Philosophy does advance, but not in any straightforward, linear way. Rather, progress is made on
several different fronts at once, by fits and starts. It takes time for any initiatives to be consolidated,
and more time for them to be integrated with other initiatives. We philosophers are still deliberating not
only what morals should be drawn from "Two Dogmas," but what lessons can be learned from Hegel's
Phenomenology of Spirit. A recent book by the philosopher of language Robert Brandom, Articulating
Reasons, makes as good use of Hegel as it does of Quine. I do not think (and here I disagree with many
of my fellow philosophers) that progress is typically made by careful, rigorous examination of the
implications of alternative arguments. Occasionally it is, but more often it is the result of someone like
Quine spotting what Hegel would have called the implicit contradiction lying at the heart of
conventional wisdom, envisaging how things would look if a distinction that has come to seem
intuitive and commonsensical were set aside, and then knocking all the pieces off the table. "Two
Dogmas," as I remarked earlier, exhibits great argumentative skill as well as great imaginative power.

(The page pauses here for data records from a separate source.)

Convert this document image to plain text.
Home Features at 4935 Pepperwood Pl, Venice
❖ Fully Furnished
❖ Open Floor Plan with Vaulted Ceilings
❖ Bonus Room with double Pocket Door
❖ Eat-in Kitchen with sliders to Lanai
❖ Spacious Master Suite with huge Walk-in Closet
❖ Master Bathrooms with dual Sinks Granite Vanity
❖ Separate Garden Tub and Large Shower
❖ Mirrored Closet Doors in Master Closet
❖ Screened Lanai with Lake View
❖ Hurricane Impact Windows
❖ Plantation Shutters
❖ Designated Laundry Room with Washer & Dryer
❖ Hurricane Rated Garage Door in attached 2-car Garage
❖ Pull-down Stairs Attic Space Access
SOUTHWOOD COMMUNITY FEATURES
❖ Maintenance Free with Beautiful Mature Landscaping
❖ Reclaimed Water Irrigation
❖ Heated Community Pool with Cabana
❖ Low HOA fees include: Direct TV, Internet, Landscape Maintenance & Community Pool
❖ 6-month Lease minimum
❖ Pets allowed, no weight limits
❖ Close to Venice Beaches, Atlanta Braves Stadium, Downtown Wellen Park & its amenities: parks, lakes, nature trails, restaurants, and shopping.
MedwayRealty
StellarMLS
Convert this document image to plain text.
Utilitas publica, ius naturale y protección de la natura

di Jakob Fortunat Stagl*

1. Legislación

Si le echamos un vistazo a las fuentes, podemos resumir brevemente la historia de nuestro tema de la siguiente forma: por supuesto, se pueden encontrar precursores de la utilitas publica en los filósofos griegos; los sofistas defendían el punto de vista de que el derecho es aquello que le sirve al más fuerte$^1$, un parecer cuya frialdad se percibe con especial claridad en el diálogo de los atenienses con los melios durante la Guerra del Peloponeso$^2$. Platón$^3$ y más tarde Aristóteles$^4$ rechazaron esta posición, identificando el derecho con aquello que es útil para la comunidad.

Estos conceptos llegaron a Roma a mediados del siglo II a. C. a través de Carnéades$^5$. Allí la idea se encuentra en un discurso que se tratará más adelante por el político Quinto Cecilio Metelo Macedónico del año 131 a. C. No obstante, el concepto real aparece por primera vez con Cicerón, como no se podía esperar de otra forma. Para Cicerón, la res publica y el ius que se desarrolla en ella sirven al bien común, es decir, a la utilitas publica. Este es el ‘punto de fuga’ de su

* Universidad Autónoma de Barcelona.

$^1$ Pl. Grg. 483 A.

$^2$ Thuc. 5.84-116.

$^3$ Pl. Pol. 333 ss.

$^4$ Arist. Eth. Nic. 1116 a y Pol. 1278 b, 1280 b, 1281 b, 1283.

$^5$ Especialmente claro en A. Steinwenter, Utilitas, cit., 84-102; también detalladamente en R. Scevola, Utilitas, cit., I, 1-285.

But the latter does most of the work.

That sort of power, the rarest of intellectual gifts, is found in both analytic philosophers like
Wittgenstein, Quine, Wilfrid Sellars, and Davidson, and in nonanalytic philosophers like Nietzsche,
Dewey, Henri Bergson, Heidegger, and Jacques Derrida. What such figures have in common -- their
ability to envisage alternatives that nobody else has glimpsed -- is far more important than any
differences among them. So (to draw a conclusion that Quine would probably have resisted with all his
strength), it would be a good thing if philosophy students in every country were encouraged to study
both kinds of 20th-century philosophy.

Richard Rorty teaches philosophy in the department of comparative literature at Stanford University.